Apple CEO Tim Cook bragged at Tuesday’s launch event that the iPad has surpassed 170 million sales since its 2010 introduction and accounts for more than 80 percent of tablet usage. But, he added, “This is just the beginning for iPad.”
Cook then brought out marketing executive Phil Schiller to introduce the iPad Air, which weighs just 1 pound, the lightest full-sized tablet in the world, according to Schiller. The previous full-sized iPad weighed 1.4 pounds.
The iPad Air, which has a starting price of $499, receives the same powerful 64-bit A7X processor that debuted in the new iPhone 5S. Schiller said the change will double processing and graphics performance from the previous iteration of the tablet computer. Apple will continue to sell the iPad 2 with a starting price of $399.

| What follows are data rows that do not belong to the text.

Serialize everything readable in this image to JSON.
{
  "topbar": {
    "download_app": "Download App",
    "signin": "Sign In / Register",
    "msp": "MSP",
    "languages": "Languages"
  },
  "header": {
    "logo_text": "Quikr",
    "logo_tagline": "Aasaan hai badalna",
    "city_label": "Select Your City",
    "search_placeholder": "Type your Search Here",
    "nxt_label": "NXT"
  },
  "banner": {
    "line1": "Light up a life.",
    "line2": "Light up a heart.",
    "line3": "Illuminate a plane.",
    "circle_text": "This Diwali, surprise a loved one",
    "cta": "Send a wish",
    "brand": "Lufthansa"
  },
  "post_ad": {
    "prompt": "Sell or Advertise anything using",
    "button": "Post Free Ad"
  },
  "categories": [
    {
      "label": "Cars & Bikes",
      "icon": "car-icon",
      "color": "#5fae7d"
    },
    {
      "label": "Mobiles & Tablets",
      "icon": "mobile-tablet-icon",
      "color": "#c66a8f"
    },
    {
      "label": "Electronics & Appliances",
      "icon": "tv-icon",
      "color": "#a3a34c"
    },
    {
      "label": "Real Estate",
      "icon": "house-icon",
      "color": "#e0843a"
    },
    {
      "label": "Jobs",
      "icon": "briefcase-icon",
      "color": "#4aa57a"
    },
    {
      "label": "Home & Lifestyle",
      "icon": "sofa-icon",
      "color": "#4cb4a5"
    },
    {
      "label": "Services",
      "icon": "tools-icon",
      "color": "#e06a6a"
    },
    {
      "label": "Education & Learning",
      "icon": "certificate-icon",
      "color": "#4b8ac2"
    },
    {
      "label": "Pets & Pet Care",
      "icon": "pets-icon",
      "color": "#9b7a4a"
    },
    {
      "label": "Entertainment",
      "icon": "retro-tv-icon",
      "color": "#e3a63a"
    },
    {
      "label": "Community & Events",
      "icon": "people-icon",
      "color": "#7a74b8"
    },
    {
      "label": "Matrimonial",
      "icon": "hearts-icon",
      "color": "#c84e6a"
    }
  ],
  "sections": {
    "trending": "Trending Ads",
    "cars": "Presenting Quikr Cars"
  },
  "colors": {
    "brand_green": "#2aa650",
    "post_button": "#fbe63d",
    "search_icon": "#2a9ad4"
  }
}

The iPad Mini receives the Retina display that is already offered on full-sized iPads and some Mac products, and also receives Apple’s new 64-bit processor. The new screen arrives with a price bump for the iPad Mini, which will now start at $399; the previous iPad Mini started at $329, and it will receive a $30 discount to a starting price of $299.

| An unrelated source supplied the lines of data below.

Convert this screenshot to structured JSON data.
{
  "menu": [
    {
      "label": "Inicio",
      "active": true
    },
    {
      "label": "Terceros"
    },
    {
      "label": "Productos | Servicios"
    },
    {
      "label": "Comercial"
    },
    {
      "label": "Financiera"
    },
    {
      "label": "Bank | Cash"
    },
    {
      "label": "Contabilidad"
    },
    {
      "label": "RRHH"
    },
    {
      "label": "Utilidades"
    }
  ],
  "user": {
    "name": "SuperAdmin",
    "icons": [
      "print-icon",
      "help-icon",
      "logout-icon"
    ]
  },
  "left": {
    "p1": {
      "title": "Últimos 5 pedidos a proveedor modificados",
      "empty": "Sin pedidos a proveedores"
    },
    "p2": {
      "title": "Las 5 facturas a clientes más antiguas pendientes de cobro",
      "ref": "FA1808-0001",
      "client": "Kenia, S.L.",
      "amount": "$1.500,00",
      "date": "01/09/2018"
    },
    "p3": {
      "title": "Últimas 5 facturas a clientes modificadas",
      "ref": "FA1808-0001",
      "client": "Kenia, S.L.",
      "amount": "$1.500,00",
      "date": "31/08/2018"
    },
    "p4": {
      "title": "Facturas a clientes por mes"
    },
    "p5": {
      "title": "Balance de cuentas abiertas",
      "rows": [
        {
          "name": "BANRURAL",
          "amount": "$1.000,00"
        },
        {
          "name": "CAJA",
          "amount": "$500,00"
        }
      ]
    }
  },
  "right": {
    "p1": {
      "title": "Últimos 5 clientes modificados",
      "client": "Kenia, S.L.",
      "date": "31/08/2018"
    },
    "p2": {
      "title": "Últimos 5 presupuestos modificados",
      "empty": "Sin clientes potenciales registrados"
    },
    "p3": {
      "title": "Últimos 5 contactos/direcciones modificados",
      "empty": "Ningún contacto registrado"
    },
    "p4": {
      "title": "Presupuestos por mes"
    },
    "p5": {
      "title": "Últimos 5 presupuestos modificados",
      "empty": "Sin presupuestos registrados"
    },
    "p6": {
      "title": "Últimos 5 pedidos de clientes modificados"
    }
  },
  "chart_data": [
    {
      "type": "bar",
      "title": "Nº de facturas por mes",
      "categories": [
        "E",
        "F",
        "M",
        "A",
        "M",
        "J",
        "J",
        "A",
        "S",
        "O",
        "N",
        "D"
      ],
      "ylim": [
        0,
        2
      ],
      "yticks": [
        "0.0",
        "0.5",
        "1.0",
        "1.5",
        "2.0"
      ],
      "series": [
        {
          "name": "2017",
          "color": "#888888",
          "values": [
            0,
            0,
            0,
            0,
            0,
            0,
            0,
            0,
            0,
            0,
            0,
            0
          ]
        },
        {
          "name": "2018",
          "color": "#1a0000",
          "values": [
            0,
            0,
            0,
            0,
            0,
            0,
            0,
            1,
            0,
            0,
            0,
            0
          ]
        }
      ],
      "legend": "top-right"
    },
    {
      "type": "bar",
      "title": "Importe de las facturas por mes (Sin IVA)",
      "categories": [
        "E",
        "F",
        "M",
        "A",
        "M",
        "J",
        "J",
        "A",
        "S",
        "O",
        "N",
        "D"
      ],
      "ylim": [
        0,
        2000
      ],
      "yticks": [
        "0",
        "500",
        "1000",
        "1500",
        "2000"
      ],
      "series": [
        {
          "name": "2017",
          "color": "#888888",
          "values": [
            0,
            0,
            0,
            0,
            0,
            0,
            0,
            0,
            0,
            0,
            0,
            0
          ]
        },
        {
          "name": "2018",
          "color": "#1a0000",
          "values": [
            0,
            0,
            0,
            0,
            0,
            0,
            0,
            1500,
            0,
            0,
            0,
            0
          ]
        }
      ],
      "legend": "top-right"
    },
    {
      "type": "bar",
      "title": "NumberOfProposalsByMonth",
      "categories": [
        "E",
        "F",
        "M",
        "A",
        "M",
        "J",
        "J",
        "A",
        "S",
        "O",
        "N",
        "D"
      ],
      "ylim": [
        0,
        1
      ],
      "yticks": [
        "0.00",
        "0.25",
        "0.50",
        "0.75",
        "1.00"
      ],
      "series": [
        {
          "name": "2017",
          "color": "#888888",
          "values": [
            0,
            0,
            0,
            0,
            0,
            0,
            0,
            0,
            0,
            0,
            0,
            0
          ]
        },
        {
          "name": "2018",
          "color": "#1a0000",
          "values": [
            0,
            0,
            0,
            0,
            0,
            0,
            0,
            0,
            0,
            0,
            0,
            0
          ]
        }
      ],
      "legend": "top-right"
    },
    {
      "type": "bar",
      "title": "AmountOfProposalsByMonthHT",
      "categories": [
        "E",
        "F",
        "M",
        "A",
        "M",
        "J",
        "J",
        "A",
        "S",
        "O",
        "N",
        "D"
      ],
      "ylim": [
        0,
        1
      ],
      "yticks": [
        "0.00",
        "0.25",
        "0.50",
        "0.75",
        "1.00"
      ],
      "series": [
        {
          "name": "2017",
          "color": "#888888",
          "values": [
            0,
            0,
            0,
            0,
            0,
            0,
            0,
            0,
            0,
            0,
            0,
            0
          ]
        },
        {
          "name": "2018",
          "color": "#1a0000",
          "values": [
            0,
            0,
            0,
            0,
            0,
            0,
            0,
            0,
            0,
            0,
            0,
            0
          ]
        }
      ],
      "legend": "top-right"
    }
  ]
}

Both new iPads will debut Nov. 1 and will be offered in two color options: silver and white, and space gray and black.
Cook kicked off the event Tuesday morning by praising the company’s recent iPhone launch and iOS update, and discussing the company’s vision for its Mac line of personal computers.
“We have a very clear direction and very ambitious goal” with Macs, Cook said before ceding the stage to software executive Craig Federighi, who provided more details on Apple’s new PC operating system, called Mavericks in honor of the San Francisco Bay Area surfing spot.

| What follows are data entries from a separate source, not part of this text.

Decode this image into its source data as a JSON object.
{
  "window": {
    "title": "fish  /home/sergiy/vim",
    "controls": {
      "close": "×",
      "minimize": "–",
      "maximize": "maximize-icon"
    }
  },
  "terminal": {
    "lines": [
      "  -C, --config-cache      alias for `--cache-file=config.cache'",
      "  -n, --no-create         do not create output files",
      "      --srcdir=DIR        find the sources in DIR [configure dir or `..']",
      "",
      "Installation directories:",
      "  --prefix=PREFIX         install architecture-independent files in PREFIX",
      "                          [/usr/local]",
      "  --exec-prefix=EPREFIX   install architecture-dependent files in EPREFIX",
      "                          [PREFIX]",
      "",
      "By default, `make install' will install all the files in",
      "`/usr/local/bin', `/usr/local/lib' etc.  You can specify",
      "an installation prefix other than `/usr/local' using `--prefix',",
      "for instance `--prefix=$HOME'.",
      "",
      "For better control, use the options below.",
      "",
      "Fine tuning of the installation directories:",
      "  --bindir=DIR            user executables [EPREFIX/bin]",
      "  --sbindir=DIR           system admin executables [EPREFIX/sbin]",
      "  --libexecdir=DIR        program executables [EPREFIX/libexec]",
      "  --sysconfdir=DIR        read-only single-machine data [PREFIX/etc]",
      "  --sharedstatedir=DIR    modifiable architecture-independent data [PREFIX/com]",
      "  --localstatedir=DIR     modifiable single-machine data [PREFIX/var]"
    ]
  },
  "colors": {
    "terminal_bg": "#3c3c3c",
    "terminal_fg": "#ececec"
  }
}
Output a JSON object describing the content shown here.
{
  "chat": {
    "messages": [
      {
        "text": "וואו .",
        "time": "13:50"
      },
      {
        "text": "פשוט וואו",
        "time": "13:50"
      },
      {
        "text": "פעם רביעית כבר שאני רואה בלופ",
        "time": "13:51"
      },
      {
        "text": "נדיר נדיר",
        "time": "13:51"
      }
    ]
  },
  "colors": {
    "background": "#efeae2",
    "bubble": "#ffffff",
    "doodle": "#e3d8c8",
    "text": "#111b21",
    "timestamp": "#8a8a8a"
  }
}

Federighi showed off the new operating system, focusing on its ability to extend battery life and use memory more efficiently to run the system faster. Federighi also announced that Mavericks will be provided for free, a new twist from Apple, and is available for download on Macs dating back to 2007.
Schiller followed Federighi onstage to continue discussing Apple’s PC line, beginning with updates for the MacBook Pro line of laptops. The 13-inch and 15-inch MacBook Pro models will be juiced up with new Intel chips, and both received a $200 price cut, starting at $1,299 and $1,999, respectively. The two laptops will be available immediately.
Schiller also announced new details about Apple’s high-powered desktop PC, the Mac Pro, which was previewed at Apple’s Worldwide Developers Conference last June along with Mavericks, which has been in beta testing since then. Mac Pro will have a new-generation Intel Xeon processor with four, six, eight or 12 cores and the fastest memory ever in a Mac, with capability of up to 64GB.
The Mac Pro, which will be assembled in the United States, will only have flash storage, eschewing hard drives for up to 1 terabyte of flash storage, and will sell for $2,999 and up.